And finally, one last resource, let me create the container, which is where we're gonna be storing all of the images for our pets. So I select containers, I again select a new resource with the required properties, and then I can pass in that container name, which in this case is a parameter. So just in that few, those few lines of Bicep, I now have an entire storage account, my blob services, and then my container.
But how do the rest of my resources and my Bicep template leverage the storage account? That's where output parameters come in. I can specify all of the properties that I want to pass back into my applications infrastructure file. So here I have my storage account ID, which is a string where I can just say storage.id. I can do the same exact thing for the storage account name.
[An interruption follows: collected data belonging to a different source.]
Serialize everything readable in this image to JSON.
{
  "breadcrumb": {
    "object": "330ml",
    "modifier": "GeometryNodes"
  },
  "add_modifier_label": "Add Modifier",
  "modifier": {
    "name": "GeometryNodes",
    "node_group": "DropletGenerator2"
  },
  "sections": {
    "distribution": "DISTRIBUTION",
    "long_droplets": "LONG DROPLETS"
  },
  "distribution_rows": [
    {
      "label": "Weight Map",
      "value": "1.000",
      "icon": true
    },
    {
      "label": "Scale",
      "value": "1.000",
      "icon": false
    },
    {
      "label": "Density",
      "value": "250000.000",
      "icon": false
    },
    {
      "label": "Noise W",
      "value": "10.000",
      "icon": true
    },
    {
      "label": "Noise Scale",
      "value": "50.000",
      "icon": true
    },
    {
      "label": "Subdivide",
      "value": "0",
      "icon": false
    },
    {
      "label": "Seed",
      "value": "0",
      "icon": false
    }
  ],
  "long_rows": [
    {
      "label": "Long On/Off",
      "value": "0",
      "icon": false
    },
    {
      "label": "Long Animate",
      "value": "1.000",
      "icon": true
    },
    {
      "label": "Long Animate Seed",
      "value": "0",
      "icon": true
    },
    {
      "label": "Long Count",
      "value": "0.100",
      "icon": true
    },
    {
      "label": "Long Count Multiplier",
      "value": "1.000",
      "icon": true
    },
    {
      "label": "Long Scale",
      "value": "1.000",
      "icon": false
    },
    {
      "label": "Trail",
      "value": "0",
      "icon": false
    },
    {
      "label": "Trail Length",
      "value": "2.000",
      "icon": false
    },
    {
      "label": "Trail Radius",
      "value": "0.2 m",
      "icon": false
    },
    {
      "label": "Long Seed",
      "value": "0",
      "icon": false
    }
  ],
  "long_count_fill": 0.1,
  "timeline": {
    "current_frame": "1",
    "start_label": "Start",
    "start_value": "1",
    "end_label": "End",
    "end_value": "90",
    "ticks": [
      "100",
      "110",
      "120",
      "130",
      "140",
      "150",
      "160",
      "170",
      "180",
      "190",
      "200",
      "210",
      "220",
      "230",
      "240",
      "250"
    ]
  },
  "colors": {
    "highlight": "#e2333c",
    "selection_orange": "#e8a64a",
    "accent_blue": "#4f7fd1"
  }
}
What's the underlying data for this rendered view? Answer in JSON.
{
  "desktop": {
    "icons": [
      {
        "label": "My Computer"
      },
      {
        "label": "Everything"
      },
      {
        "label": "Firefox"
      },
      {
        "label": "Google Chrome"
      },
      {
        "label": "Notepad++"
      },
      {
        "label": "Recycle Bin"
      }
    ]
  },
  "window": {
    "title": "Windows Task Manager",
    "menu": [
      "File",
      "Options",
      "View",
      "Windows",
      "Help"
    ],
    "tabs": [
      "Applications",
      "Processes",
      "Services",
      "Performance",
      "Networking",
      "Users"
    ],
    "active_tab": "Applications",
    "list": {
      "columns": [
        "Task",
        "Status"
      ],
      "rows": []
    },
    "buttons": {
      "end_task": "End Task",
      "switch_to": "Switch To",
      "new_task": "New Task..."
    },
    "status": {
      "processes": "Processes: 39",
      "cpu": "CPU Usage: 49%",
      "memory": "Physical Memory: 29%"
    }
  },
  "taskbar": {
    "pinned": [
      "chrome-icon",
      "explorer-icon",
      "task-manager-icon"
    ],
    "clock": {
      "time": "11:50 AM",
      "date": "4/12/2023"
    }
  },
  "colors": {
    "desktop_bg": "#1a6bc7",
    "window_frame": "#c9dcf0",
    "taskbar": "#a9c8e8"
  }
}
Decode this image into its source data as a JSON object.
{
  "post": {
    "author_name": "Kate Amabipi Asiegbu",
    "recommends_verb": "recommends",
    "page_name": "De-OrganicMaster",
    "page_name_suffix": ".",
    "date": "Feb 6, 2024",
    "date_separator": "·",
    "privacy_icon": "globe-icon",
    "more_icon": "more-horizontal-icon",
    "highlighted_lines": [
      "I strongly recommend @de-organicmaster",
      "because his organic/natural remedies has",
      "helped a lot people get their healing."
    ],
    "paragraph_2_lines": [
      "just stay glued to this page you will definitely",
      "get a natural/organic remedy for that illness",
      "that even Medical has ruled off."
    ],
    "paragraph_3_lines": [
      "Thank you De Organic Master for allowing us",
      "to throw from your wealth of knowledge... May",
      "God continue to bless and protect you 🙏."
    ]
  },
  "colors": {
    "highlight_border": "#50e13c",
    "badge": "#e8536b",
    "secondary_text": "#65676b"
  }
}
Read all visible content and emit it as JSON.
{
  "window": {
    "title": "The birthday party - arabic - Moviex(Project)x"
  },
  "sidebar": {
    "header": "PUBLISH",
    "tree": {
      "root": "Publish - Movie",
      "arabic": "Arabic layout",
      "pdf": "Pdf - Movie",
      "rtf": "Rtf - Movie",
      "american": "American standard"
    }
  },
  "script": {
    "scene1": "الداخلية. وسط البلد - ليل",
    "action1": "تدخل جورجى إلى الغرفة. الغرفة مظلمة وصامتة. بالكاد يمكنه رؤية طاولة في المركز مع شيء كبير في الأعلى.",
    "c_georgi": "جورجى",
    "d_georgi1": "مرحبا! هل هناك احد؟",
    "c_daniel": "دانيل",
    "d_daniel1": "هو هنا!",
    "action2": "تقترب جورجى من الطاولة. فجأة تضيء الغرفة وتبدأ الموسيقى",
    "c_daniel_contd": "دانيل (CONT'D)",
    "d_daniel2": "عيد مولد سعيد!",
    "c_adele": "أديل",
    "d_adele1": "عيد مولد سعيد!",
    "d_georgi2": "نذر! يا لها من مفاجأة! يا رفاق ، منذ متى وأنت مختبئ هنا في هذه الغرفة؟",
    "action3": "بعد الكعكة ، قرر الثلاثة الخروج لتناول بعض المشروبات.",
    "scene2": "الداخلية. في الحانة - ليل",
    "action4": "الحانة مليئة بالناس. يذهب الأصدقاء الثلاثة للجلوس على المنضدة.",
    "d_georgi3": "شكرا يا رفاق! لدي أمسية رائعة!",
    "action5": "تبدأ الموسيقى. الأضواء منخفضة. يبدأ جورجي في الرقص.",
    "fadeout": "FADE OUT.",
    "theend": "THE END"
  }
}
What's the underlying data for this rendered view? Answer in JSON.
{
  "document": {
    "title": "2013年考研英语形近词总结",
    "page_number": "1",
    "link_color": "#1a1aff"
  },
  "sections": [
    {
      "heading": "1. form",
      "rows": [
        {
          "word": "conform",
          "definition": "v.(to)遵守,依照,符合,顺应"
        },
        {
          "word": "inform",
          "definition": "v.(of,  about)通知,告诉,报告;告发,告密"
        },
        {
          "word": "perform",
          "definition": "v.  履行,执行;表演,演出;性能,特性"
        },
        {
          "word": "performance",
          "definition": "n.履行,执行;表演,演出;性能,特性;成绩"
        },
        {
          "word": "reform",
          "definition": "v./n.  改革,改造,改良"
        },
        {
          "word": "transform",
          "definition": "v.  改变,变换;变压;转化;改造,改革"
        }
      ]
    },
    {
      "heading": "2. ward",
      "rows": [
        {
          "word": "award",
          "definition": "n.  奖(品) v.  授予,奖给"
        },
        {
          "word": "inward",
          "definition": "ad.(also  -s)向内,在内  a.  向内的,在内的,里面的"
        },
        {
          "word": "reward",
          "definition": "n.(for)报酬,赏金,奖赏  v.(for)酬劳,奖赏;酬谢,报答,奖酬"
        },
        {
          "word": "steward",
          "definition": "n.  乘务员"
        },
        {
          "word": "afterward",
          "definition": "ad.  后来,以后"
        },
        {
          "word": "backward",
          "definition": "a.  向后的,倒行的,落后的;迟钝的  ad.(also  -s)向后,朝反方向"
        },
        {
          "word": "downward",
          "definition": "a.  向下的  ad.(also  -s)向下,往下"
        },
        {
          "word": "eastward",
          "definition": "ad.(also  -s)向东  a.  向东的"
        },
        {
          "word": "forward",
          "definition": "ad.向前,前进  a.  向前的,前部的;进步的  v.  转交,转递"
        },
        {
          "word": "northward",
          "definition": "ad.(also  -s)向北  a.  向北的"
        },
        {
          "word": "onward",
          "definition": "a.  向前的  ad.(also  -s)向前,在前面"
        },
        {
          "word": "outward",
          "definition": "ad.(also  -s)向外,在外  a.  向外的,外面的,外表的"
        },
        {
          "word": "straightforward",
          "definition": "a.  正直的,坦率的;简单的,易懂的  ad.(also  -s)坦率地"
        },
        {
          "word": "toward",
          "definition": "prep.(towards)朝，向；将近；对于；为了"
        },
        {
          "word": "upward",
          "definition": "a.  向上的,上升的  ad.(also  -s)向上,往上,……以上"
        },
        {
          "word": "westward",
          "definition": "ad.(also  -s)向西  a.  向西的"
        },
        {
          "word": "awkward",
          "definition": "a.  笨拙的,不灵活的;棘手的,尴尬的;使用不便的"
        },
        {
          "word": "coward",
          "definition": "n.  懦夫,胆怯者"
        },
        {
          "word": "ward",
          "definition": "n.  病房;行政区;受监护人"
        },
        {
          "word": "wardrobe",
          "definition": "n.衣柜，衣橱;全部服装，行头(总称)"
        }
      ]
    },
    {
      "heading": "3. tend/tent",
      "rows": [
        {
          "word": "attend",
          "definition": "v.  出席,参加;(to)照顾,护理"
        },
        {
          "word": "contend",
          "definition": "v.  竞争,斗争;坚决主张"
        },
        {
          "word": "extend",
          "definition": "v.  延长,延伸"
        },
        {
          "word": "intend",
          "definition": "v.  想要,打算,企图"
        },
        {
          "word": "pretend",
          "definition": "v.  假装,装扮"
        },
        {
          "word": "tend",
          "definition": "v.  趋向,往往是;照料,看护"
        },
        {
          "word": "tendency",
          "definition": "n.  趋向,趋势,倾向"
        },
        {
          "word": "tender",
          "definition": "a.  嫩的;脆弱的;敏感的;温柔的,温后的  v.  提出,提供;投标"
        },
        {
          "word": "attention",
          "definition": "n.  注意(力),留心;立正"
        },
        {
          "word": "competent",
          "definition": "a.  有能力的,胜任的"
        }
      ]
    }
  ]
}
And as I'm filling this out, again, Bicep is just guiding me along the way. It's super easy just to specify that this is a string. I can choose from the dropdown of all of the available properties. And because my container is a child resource of that storage account, it's super simple just to say storage::blob and then access the container inside of it and get access to all of those properties. So super easy to specify my parameters, my resource, and its outputs.
And then finally, let's get that wired up. Let's go right in back into our info.Bicep file. Let's drop in a new module called storage, and let's select that storage.Bicep file that we just created, and Bicep will read that file and know that I'm required to set that location and a name. So let's go ahead and fill that out.
Now that my infrastructure file has been updated, I have a pipeline set up that will deploy this into Azure for me. So all I need to do is go into the version control, go ahead and stage and commit both the storage.Bicep and my updated info.Bicep. Push those into my repo, and now I have my GitHub actions workflow kicking off to deploy my resources into Azure.
So let's take a look at that pipeline. Here you can see that I am checking out the repository, logging into Azure, and then deploying my infrastructure file. With those three simple steps, I now can deploy my infrastructure straight into my Azure resource group. So let's go and see that. Yep, we're the, that GitHub runner, which is running that pipeline is actually also leveraging those arm 64 VMs that is being used in our AKS cluster. This ensures that our build and testing pipeline step matches the architecture and the expectations of our application.
And here you can see that our pipeline has completed, our infrastructure is now deployed into our Azure subscription, and if I pop over into my Azure resource group and hit refresh, I should now see that new storage account deployed for me. And look, there it is. If I hover over that, we'll see we now have a pet spotter storage account ready for me to begin uploading pet images to then train. So with that, we just saw how easy it was to create repeatable templates for our infrastructure and that can be deployed as part of our pipeline. The combination of the Bicep infrastructure is code language plus GitHub actions allows me to get up and running in Azure in minutes. All right, now that we have our infrastructure deployed and ready, it's time to write some code and deploy our application.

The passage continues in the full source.